JudikaturOLG Graz

10Bs440/11y – OLG Graz Entscheidung

Entscheidung
15. März 2012

Kopf

Das Oberlandesgericht Graz hat durch die Richter des Oberlandesgerichtes DI Dr.Luger (Vorsitz), Dr.Haidacher und Mag.List in der Strafsache gegen Daniela R***** wegen des Verdachtes des Verbrechens der Untreue nach § 153 Abs 1 und 2 zweiter Deliktsfall StGB und des Verdachtes des Vergehens der Unterdrückung eines Beweismittels nach § 295 StGB über die Beschwerde der Beschuldigten gegen den Beschluss des Landesgerichtes für Strafsachen Graz vom 13. Oktober 2011, 5 HR 43/11m-29, in nichtöffentlicher Sitzung den

BESCHLUSS

gefasst:

Spruch

Der Beschwerde wird nicht Folge gegeben.

Gegen diese Entscheidung steht ein weiterer Rechtszug nicht zu (§ 89 Abs 6 StPO).

Text

begründung:

Aufgrund des bisherigen Ermittlungsverfahrens der Staatsanwaltschaft Graz zu 21 St 120/10s steht ***** Daniela R***** im Verdacht, im Zeitraum zwischen dem 30. Dezember 2009 und dem 1. April 2010 in G***** als Geschäftsführerin der S***** GmbH ***** die dieser Gesellschaft durch Rechtsgeschäft, und zwar durch eine im Herbst 2009 geschlossene Vereinbarung, von Dr.D*****F***** eingeräumte Befugnis, im Rahmen der Wahrnehmung der betriebswirtschaftlichen Führung der *****praxis der Dr.D*****F***** Einnahmen zu verwalten, Aufwendungen zu begleichen und hiefür über das auf dem Konto Nummer ***** bei der **********Bank *****AG erliegende Guthaben zu verfügen bzw die genannte Person durch Ausnützung des Überziehungsrahmens zu verpflichten, wissentlich missbraucht und dadurch Dr.D*****F***** den EUR 50.000,00 übersteigenden Vermögensnachteil von insgesamt zumindest EUR 92.218,61 zugefügt zu haben, indem sie in mehreren Angriffen EUR 92.218,61 rechtsgrundlos vom genannten Konto abbuchte und dadurch das Verbrechen der Untreue nach § 153 Abs 1 und 2 zweiter Deliktsfall StGB beging.

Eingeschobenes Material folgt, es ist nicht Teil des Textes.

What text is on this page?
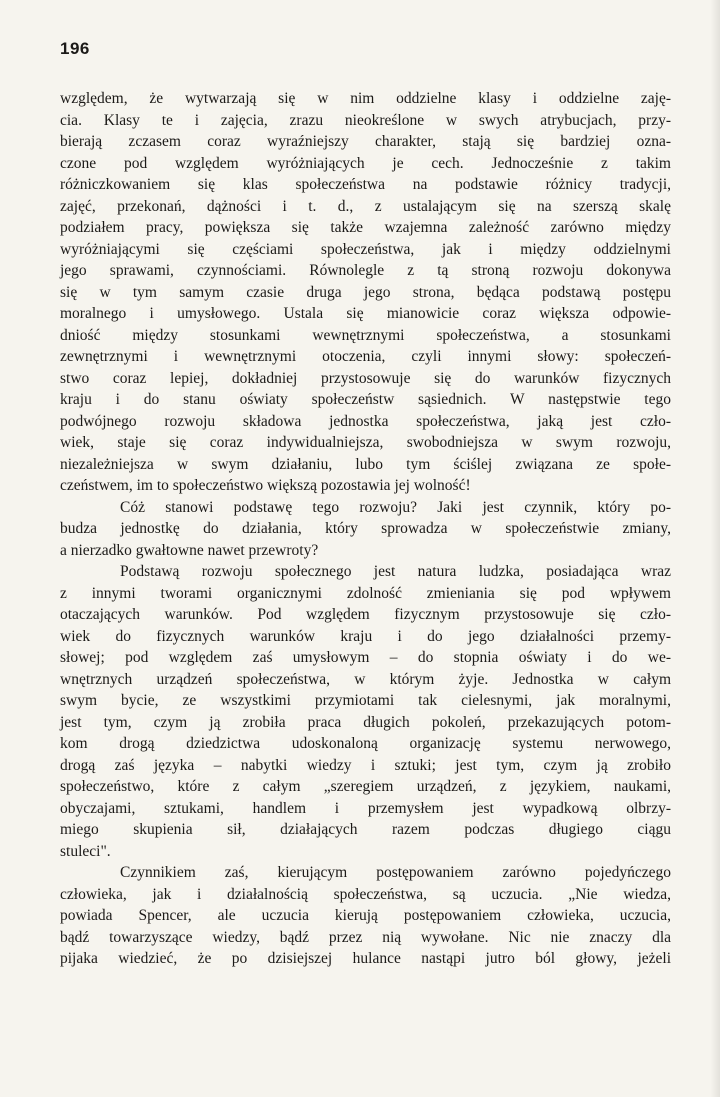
196
względem, że wytwarzają się w nim oddzielne klasy i oddzielne zaję-
cia. Klasy te i zajęcia, zrazu nieokreślone w swych atrybucjach, przy-
bierają zczasem coraz wyraźniejszy charakter, stają się bardziej ozna-
czone pod względem wyróżniających je cech. Jednocześnie z takim
różniczkowaniem się klas społeczeństwa na podstawie różnicy tradycji,
zajęć, przekonań, dążności i t. d., z ustalającym się na szerszą skalę
podziałem pracy, powiększa się także wzajemna zależność zarówno między
wyróżniającymi się częściami społeczeństwa, jak i między oddzielnymi
jego sprawami, czynnościami. Równolegle z tą stroną rozwoju dokonywa
się w tym samym czasie druga jego strona, będąca podstawą postępu
moralnego i umysłowego. Ustala się mianowicie coraz większa odpowie-
dniość między stosunkami wewnętrznymi społeczeństwa, a stosunkami
zewnętrznymi i wewnętrznymi otoczenia, czyli innymi słowy: społeczeń-
stwo coraz lepiej, dokładniej przystosowuje się do warunków fizycznych
kraju i do stanu oświaty społeczeństw sąsiednich. W następstwie tego
podwójnego rozwoju składowa jednostka społeczeństwa, jaką jest czło-
wiek, staje się coraz indywidualniejsza, swobodniejsza w swym rozwoju,
niezależniejsza w swym działaniu, lubo tym ściślej związana ze społe-
czeństwem, im to społeczeństwo większą pozostawia jej wolność!
Cóż stanowi podstawę tego rozwoju? Jaki jest czynnik, który po-
budza jednostkę do działania, który sprowadza w społeczeństwie zmiany,
a nierzadko gwałtowne nawet przewroty?
Podstawą rozwoju społecznego jest natura ludzka, posiadająca wraz
z innymi tworami organicznymi zdolność zmieniania się pod wpływem
otaczających warunków. Pod względem fizycznym przystosowuje się czło-
wiek do fizycznych warunków kraju i do jego działalności przemy-
słowej; pod względem zaś umysłowym – do stopnia oświaty i do we-
wnętrznych urządzeń społeczeństwa, w którym żyje. Jednostka w całym
swym bycie, ze wszystkimi przymiotami tak cielesnymi, jak moralnymi,
jest tym, czym ją zrobiła praca długich pokoleń, przekazujących potom-
kom drogą dziedzictwa udoskonaloną organizację systemu nerwowego,
drogą zaś języka – nabytki wiedzy i sztuki; jest tym, czym ją zrobiło
społeczeństwo, które z całym „szeregiem urządzeń, z językiem, naukami,
obyczajami, sztukami, handlem i przemysłem jest wypadkową olbrzy-
miego skupienia sił, działających razem podczas długiego ciągu
stuleci".
Czynnikiem zaś, kierującym postępowaniem zarówno pojedyńczego
człowieka, jak i działalnością społeczeństwa, są uczucia. „Nie wiedza,
powiada Spencer, ale uczucia kierują postępowaniem człowieka, uczucia,
bądź towarzyszące wiedzy, bądź przez nią wywołane. Nic nie znaczy dla
pijaka wiedzieć, że po dzisiejszej hulance nastąpi jutro ból głowy, jeżeli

Des Weiteren ist die Beschuldigte nach dem Anlassbericht der Polizeiinspektion L***** ON 20 vom 23. Mai 2011 verdächtig, am 23. Mai 2011 in der Zeit von 17.40 Uhr bis 19.35 Uhr in G***** in der Strafsache gegen D***** S***** (§§ 107 Abs 1 und 2, 125 StGB) Beweismittel, nämlich Videoaufzeichnungen des Vorfalls mit D***** S***** im Lokal „U*****“ *****, somit ein Beweismittel, das zur Verwendung in einem Ermittlungsverfahren nach der Strafprozessordnung bestimmt ist und über das sie nicht oder nicht alleine verfügen darf, mit dem Vorsatz unterdrückt zu haben, zu verhindern, dass das Beweismittel im Verfahren gebraucht werde und dadurch das Vergehen der Unterdrückung eines Beweismittels nach § 295 StGB begangen zu haben.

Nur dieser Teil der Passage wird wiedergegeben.